Wie man weiß, ist das Buch Esther die Gründungslegende des Purimfestes. Die schöne Esther wird Königin am persischen Hof und gemeinsam mit ihrem Onkel Mordechai gelingt es ihr, die vom Judenverfolger Haman ausgehende, drohende Vernichtung aller Juden abzuwenden.
Zugleich ist es aber auch eine Komödie
über Hofintrigen und weist einige einfache, aber durchaus gelungene
literarische Tricks auf, denen es sicher seine große Beliebtheit in
der Antike verdankte. Einige Motive der Erzählung:
Der König
Im Mittelpunkt des Geschehens steht der
persische König mit seiner allumfassenden Macht. Zugleich ist er ein
von Gefühlsaufwallungen gesteuerter Mann. SEIN „Grimm“ und SEIN
„Zorn“ sind in der Erzählung königliche Eigenschaften, die zu
ihm ebenso gehören wie SEIN Zepter und SEIN Thron. Dieser König ist
deshalb leicht lenkbar, wenn man den geeigneten Moment abpasst, seine
Gefühlslage errät und die richtigen ehrerbietigen Worte findet.
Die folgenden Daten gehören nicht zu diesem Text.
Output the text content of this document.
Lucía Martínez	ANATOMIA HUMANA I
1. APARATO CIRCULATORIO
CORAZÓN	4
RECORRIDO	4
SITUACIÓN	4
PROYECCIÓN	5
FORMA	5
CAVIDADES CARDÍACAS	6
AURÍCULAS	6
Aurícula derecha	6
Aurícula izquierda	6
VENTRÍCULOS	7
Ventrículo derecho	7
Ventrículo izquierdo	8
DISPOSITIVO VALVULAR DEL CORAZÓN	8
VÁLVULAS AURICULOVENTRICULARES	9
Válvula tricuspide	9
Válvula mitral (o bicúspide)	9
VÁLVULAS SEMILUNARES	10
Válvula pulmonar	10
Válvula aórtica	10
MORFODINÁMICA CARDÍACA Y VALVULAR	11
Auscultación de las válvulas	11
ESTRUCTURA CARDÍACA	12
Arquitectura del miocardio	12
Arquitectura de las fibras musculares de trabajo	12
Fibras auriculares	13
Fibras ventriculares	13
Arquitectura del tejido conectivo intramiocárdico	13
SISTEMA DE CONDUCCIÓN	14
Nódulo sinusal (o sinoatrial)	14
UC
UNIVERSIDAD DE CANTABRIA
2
Sie
begegnen gleich im ersten Kapitel, als Königin Waschti sich dem
Willen des Königs verweigert, als zu „begaffendes“ Schauobjekt
auf dem Männergelage zu erscheinen (Mt 1,12: „Da wurde der König
sehr zornig, und sein Grimm entbrannte in ihm.“). Der Ratgeber
Memuchan bringt nun die treffenden Worte vor (Mt 1,19: „Gefällt es
dem König, so lasse man ein königliches Gebot von ihm ausgehen
...“). Solchen Worten kommt der König stets nach (Mt 1,21 „Das
gefiel dem König und den Fürsten und der König tat nach dem Wort
Memuchans.“)
Auf ähnliche Weise gelingt es Haman,
das Vernichtungsedikt gegen die jüdische Bevölkerung zu erwirken
(Mt 3,9 „Gefällt es dem König, so lasse er schreiben, dass man
sie umbringe“), Esther, den König mit Haman zu ihren beiden
Festmählern einzuladen (Mt 5,4 „Gefällt es dem König, so komme
der König mit Haman heute zu dem Mahl“, Mt 5,8 „Hab ich Gnade
gefunden vor dem König und gefällt es dem König, meine Bitte zu
gewähren ...“) und das Vernichtungsedikt gegen die Juden
abzuwenden (Mt 7,3 „Hab ich Gnade vor dir gefunden, o König, und
gefällt es dem König, so gib mir mein Leben um meiner Bitte willen
und mein Volk um meines Begehrens willen.“, Mt 8,5: „Gefällt es
dem König und habe ich Gnade gefunden vor ihm, und dünkt es den
König recht und gefalle ich ihm, so möge man die Schreiben mit den
Anschlägen Hamans ...“) und schließlich die weitere Vernichtung
der jüdischen Gegner zu bewirken (Mt 9,13: „Gefällt's dem König,
so lasse er auch morgen die Juden in Susa tun nach dem Gesetz für
den heutigen Tag, aber die zehn Söhne Hamans soll man an den Galgen
hängen.“) Im gleichen Maß, in dem Esthers Worte gegenüber dem
König immer ehrerbietiger werden, gelingt es ihr, immer mehr ihren
eigenen Willen durchzusetzen. Für den Leser, der hinter dem Aufbrausen die Schwäche des Königs
durchschaut, werden diese Worte zum „running gag“ und einem
Merkzeichen der Erzählung.
Haman, der König und die enttäuschten
Erwartungen
Eine weiteres Motiv der Erzählung ist
die Enttäuschung von „bösen“ und „überheblichen“
Erwartungen. Das Schicksal verspottet die Ungerechtigkeit. Haman
glaubt irrtümlich, der König wolle ihn selbst ehren, und denkt sich
für sich selbst eine besonders prachtvolle Ehrung aus (Mt 6,7-9). In
Wahrheit ist es aber Hamans Gegner Mordechai, der geehrt wird, und
Haman muss gedemütigt die Ehrung an Mordechai vollziehen (Mt
6,10-11). Gleichermaßen plant Haman, Mordechai aufhängen zu lassen
und errichtet dafür bereits einen hohen Pfahl (Mt 5,14). Am Ende ist
es jedoch Haman selbst, der daran aufgehängt wird (Mt 7,9-10).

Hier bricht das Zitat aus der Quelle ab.